What is API Throttling and Rate Limiting?

Leaky Bucket Algorithm

Throttling is an important concept when designing resilient systems. Its also important if you’re trying to use a public API such as Google Maps or the Twitter API. These APIs apply a rate limiting algorithm to keep your traffic in check and throttle you if you exceed those rates. Regardless if you’re trying to design a system to protect yourself from clients, or if you’re just someone trying to call an API, Throttling is an important thing to know about.

The concept itself is a fairly simple one: “just control the amount of traffic to an application”. I find a lot of articles these days such as this one from Microsoft tend to over-complicate this very simple concept with an overload of detail.

In this article I want to help you understand throttling from a practical perspective. I’m going to give you the important bits that are applicable in real world systems that I have worked with. So first, lets define throttling.

“Throttling, also sometimes called Rate Limiting, is a technique that allows a service to control the consumption of resources used by an instance of an application, an individual tenant, or an entire service”

Source: Microsoft.com

One thing I want to emphasize here is the direction of the relationship between Client and Server when talking about Throttling.

Throttling is a policy that the Server enforces and the Client respects.

Clients can respect this policy with certain policies such as Retries and Exponential Backoff (more on that later). But either way, its important to understand who-does-what from the get-go as much of the remaining article assumes this knowledge.

So now we understand what throttling is as a concept. But the question is, why do applications rate limit their clients? Lets explore that below.

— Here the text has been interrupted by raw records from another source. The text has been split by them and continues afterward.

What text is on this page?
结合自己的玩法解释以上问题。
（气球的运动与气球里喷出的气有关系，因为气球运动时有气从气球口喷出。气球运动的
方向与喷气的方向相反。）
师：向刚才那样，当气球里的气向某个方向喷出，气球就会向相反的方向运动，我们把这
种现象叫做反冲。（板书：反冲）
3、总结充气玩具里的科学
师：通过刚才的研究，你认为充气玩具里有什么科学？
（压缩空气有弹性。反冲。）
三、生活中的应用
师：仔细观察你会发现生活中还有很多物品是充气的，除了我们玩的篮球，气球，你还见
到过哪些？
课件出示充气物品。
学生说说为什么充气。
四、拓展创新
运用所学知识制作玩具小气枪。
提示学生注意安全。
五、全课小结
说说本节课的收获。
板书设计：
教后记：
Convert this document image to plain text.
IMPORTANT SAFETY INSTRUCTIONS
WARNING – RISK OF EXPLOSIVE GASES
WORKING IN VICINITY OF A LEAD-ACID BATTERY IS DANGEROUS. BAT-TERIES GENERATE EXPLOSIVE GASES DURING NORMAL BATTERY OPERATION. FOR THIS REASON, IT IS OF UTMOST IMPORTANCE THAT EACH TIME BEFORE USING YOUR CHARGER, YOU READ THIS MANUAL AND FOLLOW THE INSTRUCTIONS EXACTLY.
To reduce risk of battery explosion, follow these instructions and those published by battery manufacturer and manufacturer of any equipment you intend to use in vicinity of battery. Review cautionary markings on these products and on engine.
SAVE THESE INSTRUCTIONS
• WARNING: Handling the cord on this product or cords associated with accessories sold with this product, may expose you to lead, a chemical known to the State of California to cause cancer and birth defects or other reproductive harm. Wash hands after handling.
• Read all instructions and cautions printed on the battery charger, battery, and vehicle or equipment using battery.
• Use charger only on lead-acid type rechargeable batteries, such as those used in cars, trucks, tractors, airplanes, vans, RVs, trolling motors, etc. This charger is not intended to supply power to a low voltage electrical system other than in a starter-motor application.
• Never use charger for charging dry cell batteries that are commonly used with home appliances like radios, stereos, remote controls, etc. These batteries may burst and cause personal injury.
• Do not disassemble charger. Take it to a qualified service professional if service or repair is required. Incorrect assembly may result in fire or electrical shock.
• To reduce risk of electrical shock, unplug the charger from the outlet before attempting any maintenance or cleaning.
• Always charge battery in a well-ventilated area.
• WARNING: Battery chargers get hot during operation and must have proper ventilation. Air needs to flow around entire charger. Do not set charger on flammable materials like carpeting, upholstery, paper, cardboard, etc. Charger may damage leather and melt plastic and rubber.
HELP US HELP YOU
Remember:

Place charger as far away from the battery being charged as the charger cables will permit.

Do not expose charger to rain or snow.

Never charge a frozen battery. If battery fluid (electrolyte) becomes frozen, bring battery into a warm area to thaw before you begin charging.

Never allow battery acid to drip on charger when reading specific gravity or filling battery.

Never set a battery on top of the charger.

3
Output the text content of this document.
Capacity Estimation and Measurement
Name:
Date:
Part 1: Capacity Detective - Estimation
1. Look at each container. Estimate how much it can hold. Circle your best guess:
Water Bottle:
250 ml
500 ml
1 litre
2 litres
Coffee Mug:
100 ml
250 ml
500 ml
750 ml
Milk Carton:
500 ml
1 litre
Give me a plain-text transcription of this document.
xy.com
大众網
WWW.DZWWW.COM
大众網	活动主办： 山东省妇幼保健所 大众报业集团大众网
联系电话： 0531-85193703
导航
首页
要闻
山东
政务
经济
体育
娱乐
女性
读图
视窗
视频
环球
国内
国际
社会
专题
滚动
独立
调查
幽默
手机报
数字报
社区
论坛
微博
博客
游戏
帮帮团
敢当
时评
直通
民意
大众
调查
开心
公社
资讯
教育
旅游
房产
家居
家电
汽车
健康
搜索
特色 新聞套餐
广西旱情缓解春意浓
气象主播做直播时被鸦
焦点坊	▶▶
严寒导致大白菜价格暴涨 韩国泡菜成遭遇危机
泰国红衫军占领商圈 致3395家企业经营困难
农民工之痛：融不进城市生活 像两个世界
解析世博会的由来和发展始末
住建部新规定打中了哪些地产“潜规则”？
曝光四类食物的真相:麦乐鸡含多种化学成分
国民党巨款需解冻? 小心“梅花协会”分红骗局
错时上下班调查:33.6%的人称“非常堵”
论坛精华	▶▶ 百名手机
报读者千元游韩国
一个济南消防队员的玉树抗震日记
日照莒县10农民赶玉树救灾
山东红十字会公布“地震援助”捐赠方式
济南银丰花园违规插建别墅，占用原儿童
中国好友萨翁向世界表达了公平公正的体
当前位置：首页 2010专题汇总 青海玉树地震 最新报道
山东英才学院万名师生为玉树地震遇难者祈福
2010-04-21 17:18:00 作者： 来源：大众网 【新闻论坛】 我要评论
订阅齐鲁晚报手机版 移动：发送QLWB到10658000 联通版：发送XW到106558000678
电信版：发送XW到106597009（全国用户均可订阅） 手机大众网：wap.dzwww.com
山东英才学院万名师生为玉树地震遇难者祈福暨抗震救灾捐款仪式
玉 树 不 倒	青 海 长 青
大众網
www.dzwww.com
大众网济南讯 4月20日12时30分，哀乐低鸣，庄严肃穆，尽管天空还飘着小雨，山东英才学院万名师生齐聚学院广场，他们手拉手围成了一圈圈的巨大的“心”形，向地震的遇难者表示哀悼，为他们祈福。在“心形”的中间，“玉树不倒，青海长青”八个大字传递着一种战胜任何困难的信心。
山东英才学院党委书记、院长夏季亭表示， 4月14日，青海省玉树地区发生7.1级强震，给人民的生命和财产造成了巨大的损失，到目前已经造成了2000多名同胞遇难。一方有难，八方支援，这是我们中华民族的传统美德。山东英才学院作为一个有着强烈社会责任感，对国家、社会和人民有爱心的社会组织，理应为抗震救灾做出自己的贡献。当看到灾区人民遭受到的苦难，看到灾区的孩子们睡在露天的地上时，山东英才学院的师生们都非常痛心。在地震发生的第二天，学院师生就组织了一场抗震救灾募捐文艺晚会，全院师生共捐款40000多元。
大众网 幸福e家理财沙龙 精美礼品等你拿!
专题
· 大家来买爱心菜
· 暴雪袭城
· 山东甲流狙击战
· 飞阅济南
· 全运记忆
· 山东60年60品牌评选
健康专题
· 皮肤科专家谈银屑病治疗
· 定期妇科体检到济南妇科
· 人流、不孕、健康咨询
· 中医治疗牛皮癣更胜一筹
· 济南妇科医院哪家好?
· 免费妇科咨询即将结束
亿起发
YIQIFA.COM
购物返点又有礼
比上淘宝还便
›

Why do Applications Rate Limit?

When a software engineer builds an API, he or she provisions a certain amount of servers to satisfy the expected incoming demand. For instance, If I have a very unpopular system, I may only allocate a couple servers to handle and process incoming traffic. Conversely, if I have a very popular API, I will go ahead and configure a large amount of servers. This is even more important if you have a public api of a well known website (i.e. Twitter, Google Maps, or LinkedIn)

Applications rate limit for some very basic reasons:

  1. System owners do not want a single client to overwhelm their system with requests, affecting traffic for other clients.
  2. System owners want their systems to behave in a predictable way and meet a certain SLA (Service Level Agreement). In order to do so, they must control the rate of traffic coming from individual clients so that it can stay within expected bounds.
  3. System owners want to keep their cost under control. This is especially true if an API consumes a large amount of resources or is linked to another ‘paid’ api.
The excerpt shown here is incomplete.